IoT, véhicule autonome ou encore biomimétisme, les innovations au service de la smart city de demain.
Les innovations théoriques ou en cours de test
Entre non souhaitable et indispensable, la question de la livraison du dernier kilomètre grâce aux véhicules autonomes divise
Après avoir annoncé son concept « EZ-GO », un VTC autonome pour le transport de personnes qui devrait être prêt d’ici 2022, Renault a développé l’idée « EZ-PRO ». Si elle prend forme, ce serait d’ici 2030. Ce concept a pour objectif de traiter les problématiques liées à la livraison du dernier kilomètre au client final ‒ encombrement des espaces de circulation, limitation des accès et tranches horaires de livraisons, réglementation des poids et tailles des véhicules de livraison, etc. ‒ auxquelles sont confrontés les e-commerçants et entreprises de transport. Ce dernier remplacerait les utilitaires et leurs chauffeurs, et serait utilisé et partagé par différentes entreprises afin d’optimiser son remplissage et ses déplacement. Ce véhicule mutualisé serait composé d’un « pod leader », c’est-à-dire d’un espace dédié à un concierge qui traiterait toutes les opérations administratives liées à la supervision et à la planification des livraisons et des itinéraires. La deuxième partie du véhicule serait composée de « robots-pods », des conteneurs de 12 m3 sur roues, ayant une capacité de 2 tonnes, capables de se déplacer de manière autonome vers des points de livraison.

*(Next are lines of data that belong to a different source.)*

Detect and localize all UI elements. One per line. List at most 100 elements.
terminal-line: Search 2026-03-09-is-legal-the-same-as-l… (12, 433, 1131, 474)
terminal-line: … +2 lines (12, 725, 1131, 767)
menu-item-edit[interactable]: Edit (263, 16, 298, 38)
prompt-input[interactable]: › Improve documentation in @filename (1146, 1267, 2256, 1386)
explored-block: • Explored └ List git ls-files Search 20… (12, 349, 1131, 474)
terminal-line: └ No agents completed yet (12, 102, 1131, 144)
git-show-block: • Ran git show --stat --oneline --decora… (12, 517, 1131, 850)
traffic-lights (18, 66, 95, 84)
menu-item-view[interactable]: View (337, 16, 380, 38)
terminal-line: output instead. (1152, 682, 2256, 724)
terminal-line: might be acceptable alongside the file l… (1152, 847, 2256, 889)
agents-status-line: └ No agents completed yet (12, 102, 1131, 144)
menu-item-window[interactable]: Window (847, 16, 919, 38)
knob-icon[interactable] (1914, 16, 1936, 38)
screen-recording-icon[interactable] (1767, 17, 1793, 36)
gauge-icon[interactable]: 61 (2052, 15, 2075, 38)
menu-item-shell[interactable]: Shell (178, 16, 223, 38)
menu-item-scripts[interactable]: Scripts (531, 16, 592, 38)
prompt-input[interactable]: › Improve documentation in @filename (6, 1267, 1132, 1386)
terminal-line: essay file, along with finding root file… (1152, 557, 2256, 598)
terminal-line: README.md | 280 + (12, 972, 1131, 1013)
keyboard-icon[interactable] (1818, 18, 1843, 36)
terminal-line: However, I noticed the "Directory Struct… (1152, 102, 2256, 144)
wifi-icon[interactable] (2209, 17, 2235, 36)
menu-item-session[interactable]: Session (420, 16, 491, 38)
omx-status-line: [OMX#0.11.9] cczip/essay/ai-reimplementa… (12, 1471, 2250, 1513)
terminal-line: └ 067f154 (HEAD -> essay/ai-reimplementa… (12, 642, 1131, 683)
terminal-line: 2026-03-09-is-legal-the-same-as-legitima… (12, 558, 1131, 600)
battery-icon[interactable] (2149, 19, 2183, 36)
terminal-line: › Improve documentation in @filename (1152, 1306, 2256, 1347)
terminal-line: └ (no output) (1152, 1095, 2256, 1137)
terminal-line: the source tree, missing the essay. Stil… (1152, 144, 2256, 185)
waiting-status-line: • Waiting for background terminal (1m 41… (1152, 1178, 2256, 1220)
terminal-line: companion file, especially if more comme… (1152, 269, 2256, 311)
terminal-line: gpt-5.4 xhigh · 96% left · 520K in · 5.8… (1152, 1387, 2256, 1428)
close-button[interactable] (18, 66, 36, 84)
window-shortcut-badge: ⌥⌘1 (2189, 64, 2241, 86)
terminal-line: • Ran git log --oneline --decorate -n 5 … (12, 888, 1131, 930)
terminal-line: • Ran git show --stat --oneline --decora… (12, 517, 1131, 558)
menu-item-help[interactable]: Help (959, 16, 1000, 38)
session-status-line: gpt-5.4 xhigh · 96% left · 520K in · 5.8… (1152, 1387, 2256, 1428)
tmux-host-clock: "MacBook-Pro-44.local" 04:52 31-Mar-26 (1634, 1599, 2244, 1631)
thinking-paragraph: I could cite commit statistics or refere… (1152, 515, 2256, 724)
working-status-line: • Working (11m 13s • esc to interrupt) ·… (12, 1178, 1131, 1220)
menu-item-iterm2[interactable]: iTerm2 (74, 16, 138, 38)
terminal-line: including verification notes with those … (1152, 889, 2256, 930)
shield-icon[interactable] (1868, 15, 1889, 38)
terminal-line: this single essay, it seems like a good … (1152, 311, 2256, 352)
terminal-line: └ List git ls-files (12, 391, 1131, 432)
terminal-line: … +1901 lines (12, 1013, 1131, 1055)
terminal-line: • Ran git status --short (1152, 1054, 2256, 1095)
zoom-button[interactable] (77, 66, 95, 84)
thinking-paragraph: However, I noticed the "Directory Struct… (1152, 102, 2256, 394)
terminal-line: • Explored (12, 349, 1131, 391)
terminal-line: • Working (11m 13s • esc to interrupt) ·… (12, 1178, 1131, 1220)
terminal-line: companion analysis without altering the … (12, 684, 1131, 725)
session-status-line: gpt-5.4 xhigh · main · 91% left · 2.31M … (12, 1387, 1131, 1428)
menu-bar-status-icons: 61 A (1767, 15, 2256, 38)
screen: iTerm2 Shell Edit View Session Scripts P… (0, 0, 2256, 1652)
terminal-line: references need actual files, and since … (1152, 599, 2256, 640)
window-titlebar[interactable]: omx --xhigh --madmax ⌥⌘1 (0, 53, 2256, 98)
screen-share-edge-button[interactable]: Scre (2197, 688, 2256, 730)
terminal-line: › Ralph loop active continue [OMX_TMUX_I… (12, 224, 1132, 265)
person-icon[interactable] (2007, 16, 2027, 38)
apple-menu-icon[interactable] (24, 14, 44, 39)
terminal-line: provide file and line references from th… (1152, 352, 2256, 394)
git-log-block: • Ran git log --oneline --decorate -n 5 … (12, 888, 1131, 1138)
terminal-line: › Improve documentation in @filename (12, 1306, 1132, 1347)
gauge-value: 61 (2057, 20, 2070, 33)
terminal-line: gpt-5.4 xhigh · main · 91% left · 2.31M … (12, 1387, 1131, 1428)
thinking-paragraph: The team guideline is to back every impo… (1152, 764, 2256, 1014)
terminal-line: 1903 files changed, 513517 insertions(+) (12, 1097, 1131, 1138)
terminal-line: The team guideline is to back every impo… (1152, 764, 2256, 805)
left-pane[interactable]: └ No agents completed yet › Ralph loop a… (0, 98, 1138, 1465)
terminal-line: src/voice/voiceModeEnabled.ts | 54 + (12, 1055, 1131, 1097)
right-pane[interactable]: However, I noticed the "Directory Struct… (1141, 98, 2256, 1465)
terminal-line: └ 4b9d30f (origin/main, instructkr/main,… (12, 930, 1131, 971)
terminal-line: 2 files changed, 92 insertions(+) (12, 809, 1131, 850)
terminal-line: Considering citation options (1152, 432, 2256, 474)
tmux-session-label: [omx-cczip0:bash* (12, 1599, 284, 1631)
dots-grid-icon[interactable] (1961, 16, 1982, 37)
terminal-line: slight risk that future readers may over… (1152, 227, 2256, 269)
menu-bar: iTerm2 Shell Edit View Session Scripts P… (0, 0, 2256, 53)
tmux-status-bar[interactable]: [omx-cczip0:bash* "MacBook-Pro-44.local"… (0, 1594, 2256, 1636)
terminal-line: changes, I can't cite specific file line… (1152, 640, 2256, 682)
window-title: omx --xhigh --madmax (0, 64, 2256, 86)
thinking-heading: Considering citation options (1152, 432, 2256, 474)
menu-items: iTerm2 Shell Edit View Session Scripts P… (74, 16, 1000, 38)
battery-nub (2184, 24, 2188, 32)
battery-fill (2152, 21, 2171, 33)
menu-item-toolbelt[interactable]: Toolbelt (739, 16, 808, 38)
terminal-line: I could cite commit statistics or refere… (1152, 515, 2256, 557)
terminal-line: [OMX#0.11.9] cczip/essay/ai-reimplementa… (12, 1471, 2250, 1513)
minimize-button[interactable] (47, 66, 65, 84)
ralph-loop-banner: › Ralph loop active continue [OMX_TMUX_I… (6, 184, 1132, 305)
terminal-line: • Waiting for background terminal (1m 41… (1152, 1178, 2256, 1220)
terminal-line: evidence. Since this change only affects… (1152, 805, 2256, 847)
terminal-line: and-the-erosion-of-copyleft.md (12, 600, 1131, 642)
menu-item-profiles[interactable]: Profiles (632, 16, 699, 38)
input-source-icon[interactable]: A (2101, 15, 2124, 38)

Catherine Ramus : Si cette « idée » représente peut-être une possibilité pour les e-commerçants de mutualiser leurs frais de logistique, où se trouve la valeur ajoutée pour l’usager ? Je me demande ce que cela changera pour lui. Par ailleurs, on perd la notion de contact humain entre le livreur et le destinataire, ce qui n’est pas un objectif souhaitable.
Emmanuel Routier : Cette innovation a une réelle valeur ajoutée pour l’usager, car cela permet d’améliorer, ou au moins de stabiliser les performances de livraison. Avec l’évolution « exponentielle » de l’e-commerce, cela est indispensable. Cela offre aussi la possibilité de faire baisser les coûts de livraison habituellement facturés à l’utilisateur final. Et enfin, cela permet aussi de désengorger le trafic routier, ce qui entraîne des livraisons plus « propres » (avec moins d’émissions de carbone), et donc une meilleure qualité de vie.
La notion de contact humain est en effet perdue, mais c’est déjà le cas aujourd’hui puisque la plupart des livraisons se font durant la journée et les colis sont laissés en points relais.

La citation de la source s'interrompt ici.